Yes, there's lots of stuff there, and some of it is well done. There's Monty Python, for example. When it comes to education in general, and science in particular, however, it's really lousy. Most of the material is both very poor quality and very old.
The problem isn't a lack of good material. There's an enormous quantity of instructional science material owned by the BBC and by the television networks. That material could be sliced, diced and repackaged to create thousands of high quality educational videos from brief demonstrations to longer expositions.
The problem is money, or lack thereof. We need a way for people who own high quality material, or who are able to create it, to get paid.

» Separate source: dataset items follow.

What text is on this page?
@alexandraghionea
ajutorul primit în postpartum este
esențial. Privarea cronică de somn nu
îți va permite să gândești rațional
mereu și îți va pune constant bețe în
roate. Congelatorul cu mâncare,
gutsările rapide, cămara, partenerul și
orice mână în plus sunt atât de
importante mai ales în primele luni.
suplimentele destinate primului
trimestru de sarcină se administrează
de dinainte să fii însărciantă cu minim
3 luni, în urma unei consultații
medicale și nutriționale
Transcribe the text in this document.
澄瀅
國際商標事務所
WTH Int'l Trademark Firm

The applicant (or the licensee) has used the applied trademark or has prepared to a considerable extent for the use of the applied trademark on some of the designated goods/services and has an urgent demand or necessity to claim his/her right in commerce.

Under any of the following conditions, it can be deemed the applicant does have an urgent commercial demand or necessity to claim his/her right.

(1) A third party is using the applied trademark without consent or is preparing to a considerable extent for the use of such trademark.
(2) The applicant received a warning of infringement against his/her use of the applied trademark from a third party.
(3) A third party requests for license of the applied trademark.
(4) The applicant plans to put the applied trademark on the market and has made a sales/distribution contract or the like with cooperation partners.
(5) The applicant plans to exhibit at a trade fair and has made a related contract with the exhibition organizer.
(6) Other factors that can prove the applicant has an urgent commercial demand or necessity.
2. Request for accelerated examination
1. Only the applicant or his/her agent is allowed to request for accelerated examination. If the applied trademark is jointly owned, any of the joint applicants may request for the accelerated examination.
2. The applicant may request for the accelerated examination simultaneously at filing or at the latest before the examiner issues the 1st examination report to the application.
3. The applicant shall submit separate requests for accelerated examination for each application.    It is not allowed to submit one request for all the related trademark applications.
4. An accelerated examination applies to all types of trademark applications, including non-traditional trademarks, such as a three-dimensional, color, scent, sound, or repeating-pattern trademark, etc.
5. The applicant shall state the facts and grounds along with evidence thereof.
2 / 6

I'd like to see YouTube offer up this material with a 10 cent/min 1 day rental fee. A five minute concept demonstration would cost 50 cents to rent until midnight. A 60 minute show would cost $6.
Maybe that wouldn't be enough to unlock the vaults of the BBC. It might be too easy to steal for example. It would, however, be enough to support independent production of short format well catalogued educational video material.
Stop being free YouTube, and start being valuable.
Update 3/5/2010: Per Janek Mann, in comments, YouTube debuted YouTube Rentals in beta about 7 weeks ago:
... Introducing the beta of YouTube Rentals, a pay-to-view model on YouTube. Providing content owners a new way to generate revenue on the site, YouTube Rentals allows partners greater flexibility to monetize a variety of videos, provides full control over their content, and allows content owners to tap into the world's largest online video community.Evidently they thought it was a good idea too, though, barring time travel, they've probably been planning this for years. Obviously I'm a fan!
The YouTube Rentals beta is currently available only to content owners in the U.S.